Andy Fisher, spokesman for Sen. Richard Lugar, R-Ind., committee chairman, said he has heard no complaints from senators since hearings late last year.
"There is a requirement for that kind of presence at this time in Iraq," he said, noting conditions have made the security force at the embassy necessary. "I have heard no one in the Congress question having a large embassy for some time in Iraq."
But Rep.
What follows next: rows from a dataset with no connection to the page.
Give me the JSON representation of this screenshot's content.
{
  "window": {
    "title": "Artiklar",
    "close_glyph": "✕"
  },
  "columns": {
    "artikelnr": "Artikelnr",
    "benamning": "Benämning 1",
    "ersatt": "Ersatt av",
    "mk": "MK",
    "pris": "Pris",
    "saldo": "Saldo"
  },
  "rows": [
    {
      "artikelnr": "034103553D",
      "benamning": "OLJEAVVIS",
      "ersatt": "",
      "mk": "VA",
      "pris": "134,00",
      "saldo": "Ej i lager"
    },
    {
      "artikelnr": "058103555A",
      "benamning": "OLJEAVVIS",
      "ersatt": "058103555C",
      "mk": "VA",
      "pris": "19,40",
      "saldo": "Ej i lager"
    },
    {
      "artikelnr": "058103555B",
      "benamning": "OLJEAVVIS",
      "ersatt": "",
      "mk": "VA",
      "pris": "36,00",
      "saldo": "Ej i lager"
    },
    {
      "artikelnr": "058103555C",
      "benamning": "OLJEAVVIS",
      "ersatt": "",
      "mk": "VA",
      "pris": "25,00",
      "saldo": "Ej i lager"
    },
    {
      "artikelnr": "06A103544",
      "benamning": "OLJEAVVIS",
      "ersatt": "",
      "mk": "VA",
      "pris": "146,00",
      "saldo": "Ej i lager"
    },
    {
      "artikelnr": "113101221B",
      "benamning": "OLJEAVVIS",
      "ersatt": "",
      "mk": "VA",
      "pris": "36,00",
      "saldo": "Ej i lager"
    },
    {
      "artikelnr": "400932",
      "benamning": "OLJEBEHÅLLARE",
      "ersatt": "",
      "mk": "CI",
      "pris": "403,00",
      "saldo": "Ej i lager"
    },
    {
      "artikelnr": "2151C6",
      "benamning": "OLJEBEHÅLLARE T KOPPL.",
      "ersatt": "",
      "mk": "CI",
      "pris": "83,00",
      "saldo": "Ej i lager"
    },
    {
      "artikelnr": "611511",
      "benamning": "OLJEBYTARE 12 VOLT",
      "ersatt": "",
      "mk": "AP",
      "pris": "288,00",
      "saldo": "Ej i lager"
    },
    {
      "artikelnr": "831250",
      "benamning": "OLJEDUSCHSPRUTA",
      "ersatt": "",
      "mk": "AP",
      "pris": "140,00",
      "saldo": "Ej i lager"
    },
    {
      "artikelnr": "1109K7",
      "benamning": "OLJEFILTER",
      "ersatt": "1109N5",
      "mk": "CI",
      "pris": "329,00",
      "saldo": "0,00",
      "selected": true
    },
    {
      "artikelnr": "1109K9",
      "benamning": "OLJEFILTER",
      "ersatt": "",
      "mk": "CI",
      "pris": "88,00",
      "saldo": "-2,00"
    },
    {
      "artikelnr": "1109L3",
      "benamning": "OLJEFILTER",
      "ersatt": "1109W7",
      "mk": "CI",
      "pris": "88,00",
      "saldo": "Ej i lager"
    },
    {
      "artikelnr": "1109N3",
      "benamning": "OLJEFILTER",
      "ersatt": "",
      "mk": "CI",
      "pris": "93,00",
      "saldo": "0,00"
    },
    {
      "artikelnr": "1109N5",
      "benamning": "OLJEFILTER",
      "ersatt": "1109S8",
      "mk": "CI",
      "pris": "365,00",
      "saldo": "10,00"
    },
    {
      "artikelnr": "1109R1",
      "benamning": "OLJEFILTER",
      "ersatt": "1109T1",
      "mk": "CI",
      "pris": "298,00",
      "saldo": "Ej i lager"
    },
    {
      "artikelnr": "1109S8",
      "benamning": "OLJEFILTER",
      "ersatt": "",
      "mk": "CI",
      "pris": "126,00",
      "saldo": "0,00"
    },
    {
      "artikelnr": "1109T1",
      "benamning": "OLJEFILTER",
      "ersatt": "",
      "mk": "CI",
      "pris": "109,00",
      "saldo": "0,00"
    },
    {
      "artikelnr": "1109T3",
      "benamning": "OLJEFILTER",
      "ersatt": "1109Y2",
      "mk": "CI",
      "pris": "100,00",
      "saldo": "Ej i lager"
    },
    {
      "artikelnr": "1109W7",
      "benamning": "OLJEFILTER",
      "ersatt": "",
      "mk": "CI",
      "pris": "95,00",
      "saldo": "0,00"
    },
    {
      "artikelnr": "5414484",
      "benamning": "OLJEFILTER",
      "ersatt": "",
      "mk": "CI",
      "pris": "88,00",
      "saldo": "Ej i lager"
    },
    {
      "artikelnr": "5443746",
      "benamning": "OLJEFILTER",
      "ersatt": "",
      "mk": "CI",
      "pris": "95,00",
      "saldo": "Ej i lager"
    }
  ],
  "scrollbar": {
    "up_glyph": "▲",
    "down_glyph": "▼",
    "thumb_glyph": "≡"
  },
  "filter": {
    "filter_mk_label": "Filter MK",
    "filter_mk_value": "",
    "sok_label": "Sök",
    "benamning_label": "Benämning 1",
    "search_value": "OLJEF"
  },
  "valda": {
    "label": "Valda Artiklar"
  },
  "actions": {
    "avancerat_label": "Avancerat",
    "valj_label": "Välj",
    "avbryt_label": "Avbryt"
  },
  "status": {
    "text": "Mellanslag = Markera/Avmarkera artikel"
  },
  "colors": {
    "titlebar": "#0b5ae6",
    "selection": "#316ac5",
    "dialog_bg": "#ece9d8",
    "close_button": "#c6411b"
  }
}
Ron Paul, R-Tex., the U.S House's lone libertarian, has criticized the size, scope and seeming permanency of the embassy, said his spokesman Jeff Deist.
"All of this indicates that we are farther and farther from leaving," he said.
"A lot of people think this is good, and the modern realities in a dangerous country call for it," Deist said of the large security force and fortified compound. "But why do we need to build a fortress if we believe we're building this peaceful, democratic society?"
Others say it is not only the size of the compound, but the location — smack in the middle of two business districts in Baghdad, in the Green Zone, among former dictator Saddam Hussein's legendary palaces — is a disruption for Iraqis as well as an eyesore and symbol of foreign influence in their fledging sovereign state.
"It's ridiculous," said American Enterprise Institute scholar Michael Rubin, a former consultant to the interim Coalition Provisional Authority, of the new embassy.
Rubin said he believes that the "smaller is better and small is more effective," and that the millions of dollars for the construction could go instead to aid for the Iraqis.
"If the State Department is trying to encourage commerce, then building [the embassy] in the very place that will guarantee to disrupt commerce" is counterproductive, he added.
If building such a large compound is inevitable, he said, then "you put it on the outskirts of the city where it won't annoy people."
Higgins, the State Department spokesman, defends the size, saying most of the 5,747-employee roster at the new embassy are from other U.S agencies — like the departments of Justice, Defense and Commerce — and would be there temporarily, assisting reconstruction and security efforts.
"I wouldn't read too much into the size other than the specifics I mentioned," Higgins added.
How big and how permanent the U.S. footprint in Iraq should be continues to be the ever looming question in Washington, D.C.
Recent reports have cited the construction of four "super bases" in Iraq, and military officials have said these large installations will eventually replace the smaller ones across the country, consolidating facilities for the time the U.S. military is needed there. Critics fear they will be there forever.
John Pike, head of GlobalSecurity.org, said however one feels about the war, the embassy and the bases are now necessary to finishing the job. Thousands of military and civilian personnel are needed to help maintain security and help the Iraqis get a functional, fair government on its feet.
"We've got to put them somewhere … I mean, I think we're going to have a large presence there for some time to come," he said. As for the fortified embassy, he added, "with the security situation as such, you're not going to be able to lease office space down some side street. It's as simple as that."
But critics wonder how effective U.S. diplomats will be so cut off from the rest of the population — much like they are now in the heavily fortified Green Zone, four square miles now known as the "International Zone."
"When I was out there in 2003, there was a great deal of concern about us not being accessible to ordinary Iraqis," said Katulis, who worked in Iraq as a consultant for the National Democratic Institute for International Affairs. "You have to wonder how [the Iraqis] are perceiving this project."